TEMER EM CHAPECÓ E O ENTERRO DA DEMOCRACIA







Em algum lugar d’O Príncipe, Maquiavel sugeriu que o poder legítimo vem do povo e que é necessário ao príncipe ter o povo ao seu lado para não sucumbir às adversidades. Na linguagem política do filósofo italiano, isso significa que o poder não vem de Deus e não depende do sangue ou da nobreza que ele evoca. O livro, por isso, é uma espécie de conselho para a aquisição e a manutenção do poder e carrega algumas das afirmações mais importantes da filosofia política moderna.
Temer não veio do povo e, ao que parece, o teme como ninguém e o desconhece como muitos. O atual presidente do Brasil, ao contrário do que prevêm os rituais básicos dos regimes democráticos, não governa com e nem para o povo. Assim, quanto mais passam os dias, mais a sua face ilegítima se fortalece, atiçada pelo afã golpista que o levou ao poder, pela lógica de poder-sem-povo que ele deveria ter recusado, mas que, ao contrário, ele acolheu com impudência. O golpe foi golpe e continua cada vez mais golpe pelo único e mais fundamental de todos os preceitos: ele é uma celebração da impopularidade – tanto de quem saiu quanto de quem entrou. Temer é um desaforado.

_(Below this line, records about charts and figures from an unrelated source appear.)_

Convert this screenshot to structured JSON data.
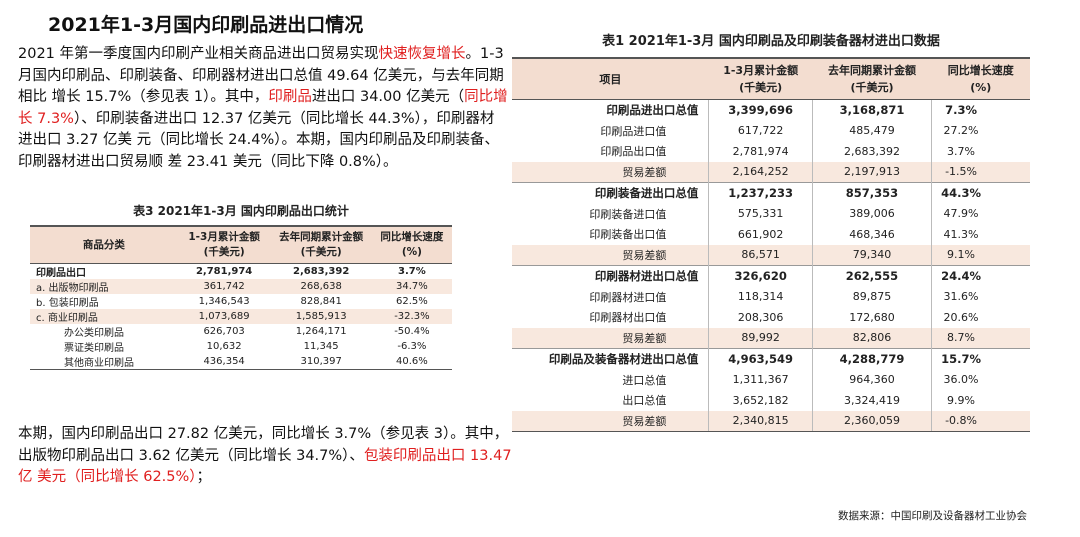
{
  "title": "2021年1-3月国内印刷品进出口情况",
  "para1": {
    "s1": "2021 年第一季度国内印刷产业相关商品进出口贸易实现",
    "s1_red": "快速恢复增长",
    "s2": "。1-3 月国内印刷品、印刷装备、印刷器材进出口总值 49.64 亿美元，与去年同期相比 增长 15.7%（参见表 1）。其中，",
    "s2_red": "印刷品",
    "s3": "进出口 34.00 亿美元（",
    "s3_red": "同比增长 7.3%",
    "s4": "）、印刷装备进出口 12.37 亿美元（同比增长 44.3%），印刷器材进出口 3.27 亿美 元（同比增长 24.4%）。本期，国内印刷品及印刷装备、印刷器材进出口贸易顺 差 23.41 美元（同比下降 0.8%）。"
  },
  "para2": {
    "s1": "本期，国内印刷品出口 27.82 亿美元，同比增长 3.7%（参见表 3）。其中， 出版物印刷品出口 3.62 亿美元（同比增长 34.7%）、",
    "s1_red": "包装印刷品出口 13.47 亿 美元（同比增长 62.5%）",
    "s2": "；"
  },
  "table3": {
    "caption": "表3    2021年1-3月 国内印刷品出口统计",
    "headers": [
      "商品分类",
      "1-3月累计金额\n(千美元)",
      "去年同期累计金额\n(千美元)",
      "同比增长速度\n(%)"
    ],
    "rows": [
      {
        "label": "印刷品出口",
        "v1": "2,781,974",
        "v2": "2,683,392",
        "v3": "3.7%",
        "bold": true,
        "level": 1,
        "shade": false
      },
      {
        "label": "a. 出版物印刷品",
        "v1": "361,742",
        "v2": "268,638",
        "v3": "34.7%",
        "bold": false,
        "level": 1,
        "shade": true
      },
      {
        "label": "b. 包装印刷品",
        "v1": "1,346,543",
        "v2": "828,841",
        "v3": "62.5%",
        "bold": false,
        "level": 1,
        "shade": false
      },
      {
        "label": "c. 商业印刷品",
        "v1": "1,073,689",
        "v2": "1,585,913",
        "v3": "-32.3%",
        "bold": false,
        "level": 1,
        "shade": true
      },
      {
        "label": "办公类印刷品",
        "v1": "626,703",
        "v2": "1,264,171",
        "v3": "-50.4%",
        "bold": false,
        "level": 2,
        "shade": false
      },
      {
        "label": "票证类印刷品",
        "v1": "10,632",
        "v2": "11,345",
        "v3": "-6.3%",
        "bold": false,
        "level": 2,
        "shade": false
      },
      {
        "label": "其他商业印刷品",
        "v1": "436,354",
        "v2": "310,397",
        "v3": "40.6%",
        "bold": false,
        "level": 2,
        "shade": false
      }
    ]
  },
  "table1": {
    "caption": "表1    2021年1-3月 国内印刷品及印刷装备器材进出口数据",
    "headers": [
      "项目",
      "1-3月累计金额\n(千美元)",
      "去年同期累计金额\n(千美元)",
      "同比增长速度\n(%)"
    ],
    "groups": [
      {
        "rows": [
          {
            "label": "印刷品进出口总值",
            "v1": "3,399,696",
            "v2": "3,168,871",
            "v3": "7.3%"
          },
          {
            "label": "印刷品进口值",
            "v1": "617,722",
            "v2": "485,479",
            "v3": "27.2%"
          },
          {
            "label": "印刷品出口值",
            "v1": "2,781,974",
            "v2": "2,683,392",
            "v3": "3.7%"
          },
          {
            "label": "贸易差额",
            "v1": "2,164,252",
            "v2": "2,197,913",
            "v3": "-1.5%"
          }
        ]
      },
      {
        "rows": [
          {
            "label": "印刷装备进出口总值",
            "v1": "1,237,233",
            "v2": "857,353",
            "v3": "44.3%"
          },
          {
            "label": "印刷装备进口值",
            "v1": "575,331",
            "v2": "389,006",
            "v3": "47.9%"
          },
          {
            "label": "印刷装备出口值",
            "v1": "661,902",
            "v2": "468,346",
            "v3": "41.3%"
          },
          {
            "label": "贸易差额",
            "v1": "86,571",
            "v2": "79,340",
            "v3": "9.1%"
          }
        ]
      },
      {
        "rows": [
          {
            "label": "印刷器材进出口总值",
            "v1": "326,620",
            "v2": "262,555",
            "v3": "24.4%"
          },
          {
            "label": "印刷器材进口值",
            "v1": "118,314",
            "v2": "89,875",
            "v3": "31.6%"
          },
          {
            "label": "印刷器材出口值",
            "v1": "208,306",
            "v2": "172,680",
            "v3": "20.6%"
          },
          {
            "label": "贸易差额",
            "v1": "89,992",
            "v2": "82,806",
            "v3": "8.7%"
          }
        ]
      },
      {
        "rows": [
          {
            "label": "印刷品及装备器材进出口总值",
            "v1": "4,963,549",
            "v2": "4,288,779",
            "v3": "15.7%"
          },
          {
            "label": "进口总值",
            "v1": "1,311,367",
            "v2": "964,360",
            "v3": "36.0%"
          },
          {
            "label": "出口总值",
            "v1": "3,652,182",
            "v2": "3,324,419",
            "v3": "9.9%"
          },
          {
            "label": "贸易差额",
            "v1": "2,340,815",
            "v2": "2,360,059",
            "v3": "-0.8%"
          }
        ]
      }
    ],
    "source": "数据来源：中国印刷及设备器材工业协会"
  }
}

Em Chapecó, Temer não iria. Volátil e pressionado pelo seu próprio ridículo, foi. Temer teme a vaia porque teme o povo. Temer se esconde. Faz em sigilo o que todo governo sem povo – como aquele que sobe ao trono pela tirania – também faz. Seu jogo sujo e sua ineficácia não são só frutos de sua incompetência, mas do propósito de alguém que, confessadamente, diz não se importar com a opinião pública. Ora, faça-me um favor! Além dessa afirmação ser incorreta e imatura, ela traduz um perigo pavoroso: os atos de um governo sem povo são atos de um governo contra o povo. Temer é impopular como os seus atos e, ao contrário do que poderia parecer, é essa impopularidade que parece impulsioná-lo e torná-lo cada vez mais perigoso, afinal ele precisa continuar a traquinagem que lhe foi exigida. Sem povo, Temer e sua trupe estão livres para implantar o que o país não discutiu, o que o povo não quer, o que a gente não aceita. Temer é um delinquente cuja causa se esboroa a cada aparição pública, para o delírio de quem deseja “sangrá-lo”, como fizeram com sua antecessora. Não é à toa que nenhum dado econômico tem demonstrado melhora até agora. Não é para isso que ele está lá. Temer precisa terminar o serviço sujo. Ele não pode ser o salvador. Invertendo a mensagem do profeta bíblico do deserto, sua missão é aplainar os caminhos para a chegada de um redentor que não é ele.
Por não falar em Chapecó, diante da dor de um país inteiro, o presidente esvaneceu de novo o princípio democrático que ele mesmo não sabe respeitar. Temer não falou porque não tem o que falar e porque não suporta ver de frente, o delito que ele mesmo praticou. E isso o torna especialmente livre para levar adiante o seu plano de desmantelamento dos direitos sociais e de entrega do país às elites que, desde sempre, aqui, odeiam o povo – quando não o escravizam pra valer. Por não falar em Chapecó, Temer continua impedindo que os brasileiros se manifestem. A essência do golpe é o obstáculo de Temer: a negação do poder do povo. O Brasil está órfão de governo. Temer e seus comparsas, ao que parece, não se interessam. Basta-lhes os jantares pomposos, sem o mínimo de pão e circo. Seu mal é um absolutismo tupiniquim desacorçoado que se abastece com seu próprio veneno. Por isso, no caso da pretensa democracia brasileira, quanto menos povo, pior. Em Chapecó, Temer enterrou a democracia mais uma vez. E voltou para casa antes da hora, apressado, com aquele olhar impávido carregado de mesóclises, esse aparato quase sem elegância da falsa correção linguística que nele, pelo exagero, soa enfadonho. Temer, teme-lo-emos, mesmo calado.
Muitos falam em unir o Brasil. Temer também falou. Não há união onde não houver o que os sistemas políticos modernos chamam de processo eleitoral: formulação e apresentação de proposta, campanha de rua, voto em urna e avaliação constante. Trata-se do mínimo, do pouco, do quase nada que restou à democracia nos tempos neoliberais globalizados que nos cabem. Eleições diretas, já.